Febrie Adriansyah, yang sebelumnya menjabat sebagai Jaksa Agung Muda Tindak Pidana Khusus, kembali membela diri terkait statusnya sebagai tersangka dalam sebuah kasus. Ia mengungkapkan bahwa Presiden Prabowo Subianto menerima informasi yang tidak benar mengenai perkara yang menjeratnya, yang berujung pada penetapannya sebagai tersangka dalam kasus korupsi dan pemerasan.
“Saya yakin Presiden mendapat masukan yang salah atas perkara ini,” ungkap Febrie saat memberikan keterangan kepada wartawan di Kejaksaan Negeri Jakarta Selatan pada Jumat, 19 September 2026.
Proses Hukum yang Dihadapi Febrie
Febrie saat ini sedang menjalani proses hukum setelah ditangkap oleh Komisi Pemberantasan Korupsi (KPK) dan dipindahkan ke Kejaksaan Negeri Jakarta Selatan untuk tahap pelimpahan berkas perkara dan tersangka kepada Jaksa Penuntut Umum. Ia dikenakan pasal terkait korupsi, pemerasan, dan tindak pidana pencucian uang.
Penetapan Febrie sebagai tersangka dilakukan oleh tim penyidik gabungan dari Direktorat Reserse Kriminal Khusus Polda Metro Jaya dan Korps Tipidkor Polri pada bulan Juli 2026. Dalam proses penyidikan, pihak kepolisian menuduh Febrie melakukan tindakan korupsi dan pemerasan saat menjabat sebagai Direktur Penyidikan di Kejaksaan Agung terkait kasus Jiwasraya dan Asabri.

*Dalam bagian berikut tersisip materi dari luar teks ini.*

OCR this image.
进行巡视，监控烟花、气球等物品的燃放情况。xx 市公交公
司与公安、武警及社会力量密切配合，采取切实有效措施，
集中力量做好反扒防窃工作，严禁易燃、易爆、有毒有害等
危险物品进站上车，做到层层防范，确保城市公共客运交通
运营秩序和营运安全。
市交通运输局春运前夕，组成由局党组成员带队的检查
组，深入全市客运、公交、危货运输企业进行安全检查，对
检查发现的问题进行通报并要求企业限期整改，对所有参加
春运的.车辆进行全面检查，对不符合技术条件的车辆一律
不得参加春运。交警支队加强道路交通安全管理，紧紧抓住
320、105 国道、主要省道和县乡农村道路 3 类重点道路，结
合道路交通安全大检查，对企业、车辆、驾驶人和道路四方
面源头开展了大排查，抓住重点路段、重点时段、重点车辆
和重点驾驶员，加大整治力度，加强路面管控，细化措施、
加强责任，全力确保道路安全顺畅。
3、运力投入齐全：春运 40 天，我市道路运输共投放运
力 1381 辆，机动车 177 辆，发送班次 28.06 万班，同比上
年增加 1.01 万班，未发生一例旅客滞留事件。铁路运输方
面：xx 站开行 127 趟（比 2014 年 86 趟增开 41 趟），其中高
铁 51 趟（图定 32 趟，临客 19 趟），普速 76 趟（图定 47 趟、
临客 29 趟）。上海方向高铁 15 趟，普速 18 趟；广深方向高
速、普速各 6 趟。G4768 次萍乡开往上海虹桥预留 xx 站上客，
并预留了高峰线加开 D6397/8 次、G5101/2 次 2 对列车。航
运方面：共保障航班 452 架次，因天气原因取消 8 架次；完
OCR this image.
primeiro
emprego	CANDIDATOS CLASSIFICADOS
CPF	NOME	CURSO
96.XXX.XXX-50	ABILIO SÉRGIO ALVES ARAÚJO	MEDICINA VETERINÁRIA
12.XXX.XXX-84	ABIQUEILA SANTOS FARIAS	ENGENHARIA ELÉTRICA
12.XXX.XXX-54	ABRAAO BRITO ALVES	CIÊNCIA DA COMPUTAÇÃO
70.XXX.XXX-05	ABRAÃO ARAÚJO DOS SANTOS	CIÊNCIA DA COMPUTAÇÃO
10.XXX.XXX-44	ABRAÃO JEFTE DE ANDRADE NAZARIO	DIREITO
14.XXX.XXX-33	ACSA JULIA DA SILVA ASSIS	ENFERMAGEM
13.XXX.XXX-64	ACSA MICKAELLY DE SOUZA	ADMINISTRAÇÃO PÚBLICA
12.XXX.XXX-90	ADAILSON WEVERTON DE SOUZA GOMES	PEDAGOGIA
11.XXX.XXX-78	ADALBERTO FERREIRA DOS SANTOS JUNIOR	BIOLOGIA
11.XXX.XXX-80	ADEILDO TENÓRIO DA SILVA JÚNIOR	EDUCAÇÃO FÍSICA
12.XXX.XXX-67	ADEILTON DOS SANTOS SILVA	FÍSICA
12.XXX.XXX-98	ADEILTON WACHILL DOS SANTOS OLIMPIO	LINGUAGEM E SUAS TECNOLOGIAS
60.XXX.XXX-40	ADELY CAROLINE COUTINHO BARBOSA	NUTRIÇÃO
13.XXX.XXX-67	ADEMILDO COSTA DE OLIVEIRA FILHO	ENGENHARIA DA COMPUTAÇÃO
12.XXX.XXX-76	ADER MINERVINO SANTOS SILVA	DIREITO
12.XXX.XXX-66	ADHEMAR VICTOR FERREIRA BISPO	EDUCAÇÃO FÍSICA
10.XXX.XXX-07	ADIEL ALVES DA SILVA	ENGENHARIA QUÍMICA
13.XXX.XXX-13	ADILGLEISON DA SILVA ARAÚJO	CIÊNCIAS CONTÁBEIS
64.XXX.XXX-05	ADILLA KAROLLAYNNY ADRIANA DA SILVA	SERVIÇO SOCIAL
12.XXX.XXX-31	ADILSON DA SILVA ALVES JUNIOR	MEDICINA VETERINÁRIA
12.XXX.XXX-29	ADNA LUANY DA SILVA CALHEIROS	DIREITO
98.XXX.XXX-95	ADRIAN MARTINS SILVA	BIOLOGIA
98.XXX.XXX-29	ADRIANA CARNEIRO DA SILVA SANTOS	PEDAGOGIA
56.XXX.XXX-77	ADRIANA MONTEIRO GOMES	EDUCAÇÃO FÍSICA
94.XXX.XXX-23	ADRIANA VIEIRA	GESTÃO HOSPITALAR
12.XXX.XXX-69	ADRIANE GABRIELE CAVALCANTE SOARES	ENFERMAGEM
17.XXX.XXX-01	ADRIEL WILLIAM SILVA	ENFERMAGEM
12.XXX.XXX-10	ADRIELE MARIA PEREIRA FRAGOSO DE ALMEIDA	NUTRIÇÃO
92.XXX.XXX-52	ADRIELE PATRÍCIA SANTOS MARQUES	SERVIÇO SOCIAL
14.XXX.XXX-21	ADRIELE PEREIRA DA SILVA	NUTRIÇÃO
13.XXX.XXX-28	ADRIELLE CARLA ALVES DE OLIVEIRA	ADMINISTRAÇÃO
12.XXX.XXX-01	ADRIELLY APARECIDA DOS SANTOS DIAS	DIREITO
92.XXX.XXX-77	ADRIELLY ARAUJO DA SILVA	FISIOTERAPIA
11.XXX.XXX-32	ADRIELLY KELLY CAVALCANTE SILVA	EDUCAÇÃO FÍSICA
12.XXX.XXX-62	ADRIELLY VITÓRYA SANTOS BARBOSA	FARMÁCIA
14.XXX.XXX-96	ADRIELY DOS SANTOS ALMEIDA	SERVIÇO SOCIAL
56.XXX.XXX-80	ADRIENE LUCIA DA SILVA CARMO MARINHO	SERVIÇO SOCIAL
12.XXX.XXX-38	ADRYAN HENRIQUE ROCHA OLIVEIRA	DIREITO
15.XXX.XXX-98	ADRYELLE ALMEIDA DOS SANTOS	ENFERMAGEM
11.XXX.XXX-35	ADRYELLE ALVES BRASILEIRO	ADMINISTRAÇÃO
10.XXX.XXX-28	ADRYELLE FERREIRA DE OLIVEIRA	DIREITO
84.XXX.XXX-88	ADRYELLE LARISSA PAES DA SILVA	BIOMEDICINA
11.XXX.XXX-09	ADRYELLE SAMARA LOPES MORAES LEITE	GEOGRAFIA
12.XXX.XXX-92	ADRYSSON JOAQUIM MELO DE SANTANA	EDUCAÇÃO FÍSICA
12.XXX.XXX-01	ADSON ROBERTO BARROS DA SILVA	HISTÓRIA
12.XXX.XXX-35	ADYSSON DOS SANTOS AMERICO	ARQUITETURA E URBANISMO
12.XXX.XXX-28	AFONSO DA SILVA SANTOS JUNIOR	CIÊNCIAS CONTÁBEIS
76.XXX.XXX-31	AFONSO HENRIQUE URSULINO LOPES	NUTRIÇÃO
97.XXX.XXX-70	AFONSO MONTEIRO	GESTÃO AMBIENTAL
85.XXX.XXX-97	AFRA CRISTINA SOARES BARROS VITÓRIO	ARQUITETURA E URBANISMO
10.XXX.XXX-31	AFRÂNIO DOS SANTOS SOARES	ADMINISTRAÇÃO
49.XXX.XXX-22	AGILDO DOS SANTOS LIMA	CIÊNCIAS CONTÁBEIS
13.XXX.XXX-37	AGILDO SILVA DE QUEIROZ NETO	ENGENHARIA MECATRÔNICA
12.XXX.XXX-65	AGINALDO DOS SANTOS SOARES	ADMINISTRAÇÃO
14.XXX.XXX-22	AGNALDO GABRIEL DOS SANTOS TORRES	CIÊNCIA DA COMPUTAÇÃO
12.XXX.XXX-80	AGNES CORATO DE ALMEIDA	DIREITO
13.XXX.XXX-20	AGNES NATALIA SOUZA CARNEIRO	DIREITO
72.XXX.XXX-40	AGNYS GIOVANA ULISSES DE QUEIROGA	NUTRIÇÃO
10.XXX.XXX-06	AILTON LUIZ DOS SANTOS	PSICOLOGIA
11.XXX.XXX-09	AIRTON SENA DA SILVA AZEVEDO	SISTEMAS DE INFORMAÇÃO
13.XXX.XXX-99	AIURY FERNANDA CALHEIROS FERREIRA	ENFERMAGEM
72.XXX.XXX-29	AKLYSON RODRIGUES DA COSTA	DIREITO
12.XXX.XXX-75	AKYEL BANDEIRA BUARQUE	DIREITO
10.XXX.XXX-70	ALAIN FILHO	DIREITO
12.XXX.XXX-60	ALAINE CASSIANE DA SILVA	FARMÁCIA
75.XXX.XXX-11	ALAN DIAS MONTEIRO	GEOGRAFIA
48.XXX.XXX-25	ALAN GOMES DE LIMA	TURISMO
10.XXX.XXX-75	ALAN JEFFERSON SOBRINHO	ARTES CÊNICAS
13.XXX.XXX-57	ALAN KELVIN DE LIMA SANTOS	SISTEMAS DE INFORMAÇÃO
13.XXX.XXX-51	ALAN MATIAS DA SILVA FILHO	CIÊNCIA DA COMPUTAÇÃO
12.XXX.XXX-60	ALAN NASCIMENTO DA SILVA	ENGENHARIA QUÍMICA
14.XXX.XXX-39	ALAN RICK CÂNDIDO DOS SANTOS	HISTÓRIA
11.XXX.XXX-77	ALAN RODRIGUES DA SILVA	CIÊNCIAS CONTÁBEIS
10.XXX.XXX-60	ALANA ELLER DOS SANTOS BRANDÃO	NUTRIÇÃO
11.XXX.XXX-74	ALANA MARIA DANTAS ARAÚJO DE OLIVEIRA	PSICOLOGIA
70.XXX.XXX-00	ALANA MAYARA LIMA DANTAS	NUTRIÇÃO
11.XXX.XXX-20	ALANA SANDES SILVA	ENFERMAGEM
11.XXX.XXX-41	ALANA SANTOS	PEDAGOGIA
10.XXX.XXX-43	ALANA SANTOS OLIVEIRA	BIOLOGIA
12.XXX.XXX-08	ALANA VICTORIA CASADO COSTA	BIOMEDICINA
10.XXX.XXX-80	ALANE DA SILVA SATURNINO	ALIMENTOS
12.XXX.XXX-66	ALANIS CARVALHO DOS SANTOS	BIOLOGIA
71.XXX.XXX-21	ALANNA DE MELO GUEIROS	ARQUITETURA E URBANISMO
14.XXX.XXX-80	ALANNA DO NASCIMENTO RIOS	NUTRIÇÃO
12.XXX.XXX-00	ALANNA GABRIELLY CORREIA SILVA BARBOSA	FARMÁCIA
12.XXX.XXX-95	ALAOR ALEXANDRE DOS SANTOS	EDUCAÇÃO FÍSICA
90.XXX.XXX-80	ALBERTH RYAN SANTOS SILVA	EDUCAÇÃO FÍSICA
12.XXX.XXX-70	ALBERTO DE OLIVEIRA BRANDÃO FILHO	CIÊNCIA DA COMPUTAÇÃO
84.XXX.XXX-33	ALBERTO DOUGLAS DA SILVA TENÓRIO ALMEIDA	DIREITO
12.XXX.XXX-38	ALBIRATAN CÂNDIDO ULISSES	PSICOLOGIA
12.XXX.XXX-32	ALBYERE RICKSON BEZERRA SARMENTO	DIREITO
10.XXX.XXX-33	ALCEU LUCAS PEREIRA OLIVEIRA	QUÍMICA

Aset yang Ditemukan dan Penyidikan Lanjutan
Penyidik juga menemukan aset yang diduga terkait dengan Febrie, dengan total nilai lebih dari Rp 500 miliar. Di rumahnya yang terletak di Sentul, Jawa Barat, ditemukan lemari besi yang berisi uang tunai sekitar Rp 467 miliar dan emas batangan seberat 74 kilogram. Setelah penetapan tersangka, penyidikan dilanjutkan ke Kejaksaan Agung.
Tim khusus yang dikenal sebagai Jaksa-9 berhasil menemukan dan menyita berbagai aset yang diperkirakan bernilai Rp 846 miliar. Namun, aset yang disita oleh tim Jaksa-9 tersebut tidak termasuk uang tunai dan emas batangan yang ditemukan di rumah Febrie. Meskipun Febrie mengakui kepemilikan rumah tersebut, ia membantah bahwa uang tunai dan emas yang ditemukan adalah miliknya.
Di hadapan penyidik, Febrie mengulangi pernyataannya. “Itu kan sudah diperiksa. Dan saya juga minta itu di-clear-kan. Siapa yang punya, apakah itu keterkaitan dengan saya, dan itu sudah diberikan penjelasannya kepada tim penyidik,” jelasnya. Ia berharap agar di persidangan nanti, hakim dapat melihat perkara ini dengan jelas.
Setelah proses pelimpahan berkas, Jaksa Penuntut Umum akan membawa kasus Febrie ke Pengadilan Negeri Tindak Pidana Korupsi Jakarta Pusat untuk proses pendakwaan lebih lanjut.